Ma come fare fronte a tante richieste, per di più in continuo aumento? «Il Papa ci aiuta. Alcuni enti e associazioni caritative mettono a disposizione somme di denaro oltre che le loro stesse strutture di accoglienza. Lo scorso anno siamo riusciti a distribuire a nome del Papa oltre 900.000 euro».
Una fonte molto importante per il sostegno di questa attività caritativa resta la distribuzione delle pergamene con la benedizione apostolica. «È una facoltà — ci spiega l’arcivescovo — che è stata delegata all’Elemosineria da Papa Leone XIII. Vengono distribuite direttamente dall’ufficio, oltreché da una settantina di enti privati che hanno sottoscritto una convenzione per la concessione del rescritto di benedizione. Per avere un’idea pensi che in questi primi otto mesi dell’anno sono state già distribuite direttamente dal nostro ufficio 125.000 pergamene, cioè lo stesso numero di tutto il 2012. Mentre i rescritti presentati alla firma dell’Elemosiniere da enti esterni sono stati 100.000». Dove finiscono questi soldi? «Sino all’ultimo centesimo vanno ad alimentare il fondo per la carità gestito direttamente dall’Elemosineria. Senza questi soldi sarebbe difficile soddisfare tanti bisogni». Ai quali si aggiungono anche le urgenze manifestate al dispensario pediatrico affidato alle cure delle Figlie della carità di San Vincenzo de’ Paoli dove, senza l’aiuto dell’Elemosineria, sarebbero vani gli sforzi dei cinquanta volontari, tra medici e altri operatori, che offrono la loro assistenza a chi non gode di alcuna protezione sanitaria.
Un campo di lavoro immenso, dunque, quello che si è aperto davanti. «Non è il mio campo di lavoro— dice prontamente padre Krajewski — ma è il campo di lavoro del Papa.
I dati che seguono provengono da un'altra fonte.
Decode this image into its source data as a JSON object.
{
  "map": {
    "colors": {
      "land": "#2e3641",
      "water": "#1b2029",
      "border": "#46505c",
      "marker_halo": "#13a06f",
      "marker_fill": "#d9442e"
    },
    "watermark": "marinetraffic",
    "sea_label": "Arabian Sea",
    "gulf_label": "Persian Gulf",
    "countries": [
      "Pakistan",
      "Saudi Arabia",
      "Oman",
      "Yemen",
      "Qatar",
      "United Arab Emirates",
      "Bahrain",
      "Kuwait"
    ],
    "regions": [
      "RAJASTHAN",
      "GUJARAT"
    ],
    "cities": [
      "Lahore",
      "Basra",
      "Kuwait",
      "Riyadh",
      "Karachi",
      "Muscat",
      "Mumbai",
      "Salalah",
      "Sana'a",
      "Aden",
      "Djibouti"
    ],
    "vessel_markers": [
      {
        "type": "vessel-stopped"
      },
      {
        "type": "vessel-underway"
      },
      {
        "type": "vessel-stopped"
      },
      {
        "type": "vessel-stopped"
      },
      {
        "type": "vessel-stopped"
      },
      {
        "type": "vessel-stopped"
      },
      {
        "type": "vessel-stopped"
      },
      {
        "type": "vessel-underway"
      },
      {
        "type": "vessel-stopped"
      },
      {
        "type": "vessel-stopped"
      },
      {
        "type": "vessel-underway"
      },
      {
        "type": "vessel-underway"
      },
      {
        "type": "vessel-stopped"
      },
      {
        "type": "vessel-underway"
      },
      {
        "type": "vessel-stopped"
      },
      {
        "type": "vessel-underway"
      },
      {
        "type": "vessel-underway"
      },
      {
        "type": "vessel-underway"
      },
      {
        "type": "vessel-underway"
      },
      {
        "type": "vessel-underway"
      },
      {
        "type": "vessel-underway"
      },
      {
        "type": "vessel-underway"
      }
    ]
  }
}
Io lo aiuto soltanto. E quando vado a trovare i malati negli ospedali, li abbraccio e li bacio, ma dico loro che è l’abbraccio e il bacio del Papa. Resto con loro anche tutto il giorno e quando li lascio metto nelle loro mani una coroncina del rosario benedetta da lui. A ognuno chiedo di pregare almeno una volta al giorno per Papa Francesco. Le loro preghiere sono la sua forza».
Preghiere che chiederà anche venerdì prossimo, quando si troverà tra i poveri di Assisi, la città del santo poverello . «E sarà una giornata importante. A Rio, durante la veglia, il Pontefice parlò della ricostruzione della Chiesa, cioè di noi stessi. Ad Assisi, dove san Francesco ha iniziato il suo itinerario di conversione, deve partire anche il nostro. Ripartiamo allora da Gesù, il quale ha detto che “chi tocca un povero, tocca me”, cioè dai poveri, per avviare la Chiesa sulla strada del rinnovamento. E l’elemosiniere deve mettersi in cammino con lui».